GHayes

by Gila Hayes

Making Safety Fun

Network member Mike T. has shouldered range safety officer responsibilities at the Georgia DNR shooting range he belongs to and he’s doing what he can to draw range members’ attention to the importance of safe gun handling–with special focus on youthful range members. Instead of relying on the standard range sign listing the Four Universal Gun Safety Rules, he has broken the rules into separate plaques which are presented by seasonal characters. With Halloween looming, this month’s presenters are a trio of ghosts.

The picture Mike sent of his safety display at the range was a great reminder that much of what we do to learn and practice armed self-defense skills, we do for those we love. That fact contains several facets. The first, on which Mike is scoring big points, is preparing young shooters to carry forward our armed lifestyle proving that with proper precautions, deadly weapons fill a very necessary personal defense role without posing a danger to innocent people. This is glaringly absent in the anti-gun diatribes to which we are regularly subjected through popular media.

4 RulesMike’s outreach got me to thinking about how armed citizens present our reasons for owning guns to society at large. Sometimes the seriousness underlying self-defense preparation morphs into gloom and doom that eclipses why we develop and maintain our defense skills. While we acknowledge the deadly serious aspect of firearms ownership for self defense, it isn’t the guns and skill in gun use that we love. It is the people we love for whom we learn and practice our defense firearms skills. This we do to help keep them safe and to remain safe ourselves so we can participate in their lives.

Selling through Fear

Earlier this month I enjoyed a long phone chat with a member who was weighing whether carrying a gun in his extremely anti-self-defense state was worth the risk. Our member told me that he also participates in a competitor’s prepaid legal services contract and as a part of their program he periodically receives videos about the devastating legal aftermath of use of force.

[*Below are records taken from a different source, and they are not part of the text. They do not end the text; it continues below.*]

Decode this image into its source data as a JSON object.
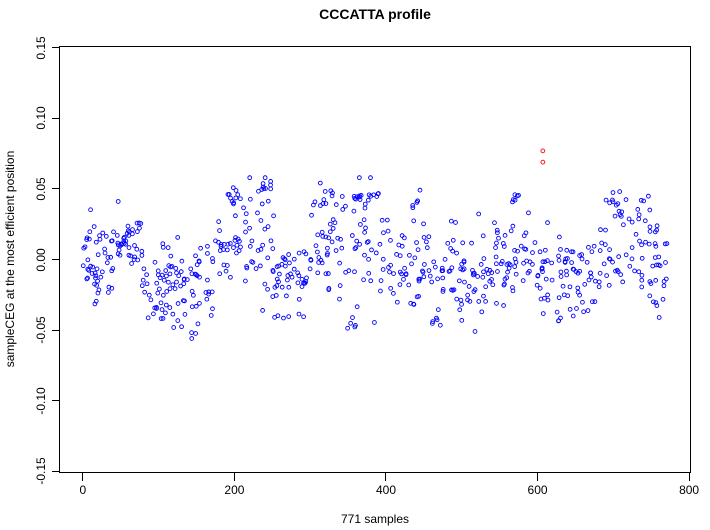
{
  "chart_data": {
    "type": "scatter",
    "title": "CCCATTA profile",
    "xlabel": "771 samples",
    "ylabel": "sampleCEG at the most efficient position",
    "n_samples": 771,
    "grid": false,
    "legend": null,
    "xlim": [
      -30.84,
      801.84
    ],
    "ylim": [
      -0.1513,
      0.1513
    ],
    "x_ticks": [
      {
        "v": 0,
        "label": "0"
      },
      {
        "v": 200,
        "label": "200"
      },
      {
        "v": 400,
        "label": "400"
      },
      {
        "v": 600,
        "label": "600"
      },
      {
        "v": 800,
        "label": "800"
      }
    ],
    "y_ticks": [
      {
        "v": 0.15,
        "label": "0.15"
      },
      {
        "v": 0.1,
        "label": "0.10"
      },
      {
        "v": 0.05,
        "label": "0.05"
      },
      {
        "v": 0.0,
        "label": "0.00"
      },
      {
        "v": -0.05,
        "label": "-0.05"
      },
      {
        "v": -0.1,
        "label": "-0.10"
      },
      {
        "v": -0.15,
        "label": "-0.15"
      }
    ],
    "point_style": {
      "shape": "open-circle",
      "radius": 1.9,
      "stroke_width": 0.9
    },
    "point_color": "#0000FF",
    "outlier_color": "#FF0000",
    "outliers": [
      {
        "x": 607,
        "y": 0.077
      },
      {
        "x": 607,
        "y": 0.069
      }
    ],
    "y_range_observed": [
      -0.056,
      0.058
    ],
    "y_clip": [
      -0.056,
      0.058
    ],
    "seed": 1371,
    "point_clusters_format": "[x_start, x_end, count, y_mean, y_sd]",
    "point_clusters": [
      [
        0,
        40,
        48,
        -0.003,
        0.013
      ],
      [
        40,
        78,
        40,
        0.012,
        0.011
      ],
      [
        78,
        122,
        42,
        -0.016,
        0.013
      ],
      [
        122,
        172,
        46,
        -0.012,
        0.017
      ],
      [
        172,
        212,
        28,
        0.012,
        0.016
      ],
      [
        212,
        252,
        36,
        0.012,
        0.02
      ],
      [
        252,
        300,
        45,
        -0.012,
        0.015
      ],
      [
        300,
        338,
        34,
        0.008,
        0.018
      ],
      [
        338,
        396,
        40,
        0.008,
        0.022
      ],
      [
        396,
        432,
        28,
        -0.002,
        0.015
      ],
      [
        432,
        472,
        28,
        -0.008,
        0.017
      ],
      [
        472,
        512,
        38,
        -0.008,
        0.016
      ],
      [
        512,
        562,
        46,
        -0.005,
        0.016
      ],
      [
        562,
        592,
        24,
        0.006,
        0.015
      ],
      [
        592,
        642,
        44,
        -0.01,
        0.016
      ],
      [
        642,
        682,
        31,
        -0.012,
        0.016
      ],
      [
        682,
        732,
        34,
        0.008,
        0.016
      ],
      [
        732,
        771,
        40,
        -0.002,
        0.017
      ],
      [
        186,
        206,
        10,
        0.044,
        0.005
      ],
      [
        230,
        254,
        9,
        0.051,
        0.004
      ],
      [
        142,
        158,
        4,
        -0.05,
        0.004
      ],
      [
        92,
        112,
        5,
        -0.036,
        0.005
      ],
      [
        310,
        330,
        8,
        0.045,
        0.004
      ],
      [
        354,
        390,
        14,
        0.044,
        0.003
      ],
      [
        346,
        364,
        6,
        -0.044,
        0.005
      ],
      [
        430,
        448,
        7,
        0.038,
        0.007
      ],
      [
        458,
        474,
        5,
        -0.042,
        0.004
      ],
      [
        564,
        580,
        6,
        0.044,
        0.004
      ],
      [
        624,
        668,
        6,
        -0.038,
        0.004
      ],
      [
        698,
        720,
        8,
        0.042,
        0.006
      ],
      [
        732,
        750,
        5,
        0.04,
        0.005
      ],
      [
        518,
        536,
        4,
        -0.036,
        0.004
      ]
    ]
  }
}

I have visited and corresponded with this member in the past and I know him to be a well-educated, thoughtful and ethics-driven citizen who has the misfortunate to dwell in a very restrictive state. He has owned guns and taught his family about safe firearms use and self defense for several decades. Our member and his wife have gone to the considerable effort to obtain their state’s carry licenses and are serious and responsible armed citizens. Despite that, when I spoke with him, he had become so worried about the legal system’s abuse of armed citizens who have used guns in self defense that he was seriously questioning his long-standing decision to have and carry guns to defend against falling victim to the whims of a violent criminal.

Society, he observed, favors violent criminals and punishes law-abiding citizens who defend themselves. I was stunned by the fearful, emotional state stimulated by the reports he had been watching. How, I wondered, had this intelligent, ethical man been driven to ask in complete seriousness whether possessing the ability to prevent violent crime against himself and his loved ones was worthwhile?

I was horrified that his choice boiled down to the risk of social and legal consequences after defending against a violent criminal weighed against dying or being injured by a violent sociopath, unable to stop an attack if he had chosen to give up the ability to put up an effective defense. As he was talking, my mind flashed to the 2007 deaths of a CT doctor’s wife and two daughters that Tom Givens discussed in his June 2019 interview in this journal.

With the story of that family’s tragedy foremost in my mind, I was compelled to ask, as gently as I could, whether it is better to live carefully and responsibly but still keep a gun available for defense against unavoidable risks that breach our precautions, or if it was preferable to give up the gun and risk being raped and murdered, carjacked, seriously injured in an assault or to watch helplessly while the same was done to one’s wife and daughters, as was the fate of the CT doctor that Tom Givens had talked about last summer.

It seemed a most unfair question! Realizing the seriousness with which the gentleman was considering giving up his means of defense, I felt enormous regret for the way the self-defense industry raises awareness of the need for self-defense skills and stirs up fear as motivation for purchase of books and classes. Even some of our competitor’s support plans that exist to help cope with the legal aftermath sell through fear mongering. They are very skilled at eliciting an emotional response. Creating a highly emotional need is great salesmanship but it is seriously detrimental to the long-term well-being of armed citizens because in its emotionally-charged approach, it bypasses and fails to engage the logical, analytical part of the brain that weighs the options and decides on the best long-term solution for the individual and those in their care.

Living with awareness creates issues that the head-in-the-sand crowd doesn’t experience! The biggest challenge, I think, is balance. We each have our own blind spots! For the self-defense practitioner, one common set of opposing demands is remaining well-prepared without letting the study and practice overwhelm the better joys of family, health, faith and accomplishments in other areas of life. I believe the same applies to selling post-self-defense support. At the Network, we want our member to choose to be part of this family of like-minded citizens out of logical choice, not out of fear.